Ksc in der krise: eichners job auf der kippe nach deutlicher niederlage
- Ksc in der krise: der druck auf trainer christian eichner wächst
- Gespräche liefen erfolglos: eichner bleibt vorerst im amt
- Eggimann vermeidet klare worte, fordert wiedergutmachung
- Indiskutable leistung in nürnberg: ksc chancenlos
- Eichner selbstkritisch: “dilettantisches verhalten”
- Turbulente zeit: bajramovic-trennung und abstiegsgefahr
- Die nächsten schritte: analyse und mögliche konsequenzen
- Aktuelle tabellensituation (stand 15.02.2026)
Ksc in der krise: der druck auf trainer christian eichner wächst
Karlsruhe – Nach der deutlichen 1:5-Niederlage beim 1. FC Nürnberg steht Trainer Christian Eichner des Karlsruher SC (KSC) zunehmend unter Druck. Die Vereinsführung um Sport-Geschäftsführer Mario Eggimann vermeidet eine klare Unterstützung für den Coach, während eine umfassende Analyse der Situation eingeleitet wurde.

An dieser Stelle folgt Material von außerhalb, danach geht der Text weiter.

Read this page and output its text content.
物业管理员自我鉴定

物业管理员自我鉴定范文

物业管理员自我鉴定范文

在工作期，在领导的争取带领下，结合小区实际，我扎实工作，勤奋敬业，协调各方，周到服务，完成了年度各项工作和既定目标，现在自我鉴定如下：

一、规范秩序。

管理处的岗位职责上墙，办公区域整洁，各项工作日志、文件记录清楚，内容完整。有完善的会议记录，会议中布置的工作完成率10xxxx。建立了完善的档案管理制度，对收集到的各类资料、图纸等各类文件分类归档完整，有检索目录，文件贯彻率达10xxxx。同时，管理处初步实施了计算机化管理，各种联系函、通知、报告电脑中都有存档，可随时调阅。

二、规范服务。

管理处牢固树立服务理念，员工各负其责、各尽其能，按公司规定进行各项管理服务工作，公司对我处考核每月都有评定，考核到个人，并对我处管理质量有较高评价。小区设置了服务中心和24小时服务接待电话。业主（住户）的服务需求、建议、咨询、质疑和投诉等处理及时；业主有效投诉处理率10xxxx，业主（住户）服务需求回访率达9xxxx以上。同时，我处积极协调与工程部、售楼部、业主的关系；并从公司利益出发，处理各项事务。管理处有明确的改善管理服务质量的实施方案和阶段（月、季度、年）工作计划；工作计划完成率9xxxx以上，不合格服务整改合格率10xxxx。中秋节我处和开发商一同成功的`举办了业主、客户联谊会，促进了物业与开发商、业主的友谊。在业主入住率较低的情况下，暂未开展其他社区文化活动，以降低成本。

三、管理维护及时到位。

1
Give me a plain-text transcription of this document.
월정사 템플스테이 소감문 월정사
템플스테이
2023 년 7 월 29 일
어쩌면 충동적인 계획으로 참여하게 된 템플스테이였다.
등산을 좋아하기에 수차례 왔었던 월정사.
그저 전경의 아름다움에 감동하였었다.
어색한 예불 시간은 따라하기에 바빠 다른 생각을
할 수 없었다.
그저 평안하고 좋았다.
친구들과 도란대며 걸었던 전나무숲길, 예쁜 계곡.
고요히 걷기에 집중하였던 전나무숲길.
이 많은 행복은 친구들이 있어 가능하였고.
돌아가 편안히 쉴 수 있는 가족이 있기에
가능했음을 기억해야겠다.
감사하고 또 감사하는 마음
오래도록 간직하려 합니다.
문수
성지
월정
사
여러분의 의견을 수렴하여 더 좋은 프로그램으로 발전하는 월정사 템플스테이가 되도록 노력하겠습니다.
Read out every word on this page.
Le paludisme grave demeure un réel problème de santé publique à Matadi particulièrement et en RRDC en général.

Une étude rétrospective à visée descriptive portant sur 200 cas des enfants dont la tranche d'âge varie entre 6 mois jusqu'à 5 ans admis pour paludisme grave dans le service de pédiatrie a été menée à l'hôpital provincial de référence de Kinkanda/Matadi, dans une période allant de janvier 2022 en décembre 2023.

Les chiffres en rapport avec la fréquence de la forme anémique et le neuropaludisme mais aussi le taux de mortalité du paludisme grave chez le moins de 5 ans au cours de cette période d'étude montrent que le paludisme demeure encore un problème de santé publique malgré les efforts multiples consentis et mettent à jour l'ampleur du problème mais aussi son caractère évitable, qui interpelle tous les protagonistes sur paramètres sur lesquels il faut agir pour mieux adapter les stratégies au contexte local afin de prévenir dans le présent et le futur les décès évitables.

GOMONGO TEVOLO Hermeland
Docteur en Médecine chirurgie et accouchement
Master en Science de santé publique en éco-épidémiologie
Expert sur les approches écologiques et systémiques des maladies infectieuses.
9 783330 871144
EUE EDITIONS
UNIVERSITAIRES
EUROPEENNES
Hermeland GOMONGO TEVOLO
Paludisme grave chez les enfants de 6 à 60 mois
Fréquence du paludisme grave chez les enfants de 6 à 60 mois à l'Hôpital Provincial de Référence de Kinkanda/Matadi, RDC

Die Stimmung im Verein ist angespannt, und die Zukunft Eichners scheint ungewiss.
Gespräche liefen erfolglos: eichner bleibt vorerst im amt
Trotz der angekündigten Gespräche am Sonntagmittag blieb Christian Eichner vorerst im Amt. Dennoch hat die Niederlage in Nürnberg den Druck auf ihn deutlich erhöht. Die Art und Weise des Auftritts – zaghaft, ideenlos und ohne Energie – hat bei den Verantwortlichen für Unmut gesorgt. Es wird intensiv diskutiert, wie der KSC aus diesem Tief herausfinden kann.

Eggimann vermeidet klare worte, fordert wiedergutmachung
Mario Eggimann äußerte sich nach dem Spiel zurückhaltend. "Wir werden uns heute zusammensetzen und ganz viele Gespräche führen. Dann werden wir am Ende schauen, was passiert. Stand jetzt wird Christian auch gegen Kiel auf der Bank sitzen", sagte er den Badischen Neuesten Nachrichten. Er forderte eine deutliche Steigerung im nächsten Heimspiel gegen Kiel und warnte vor einer drohenden Abstiegsgefahr.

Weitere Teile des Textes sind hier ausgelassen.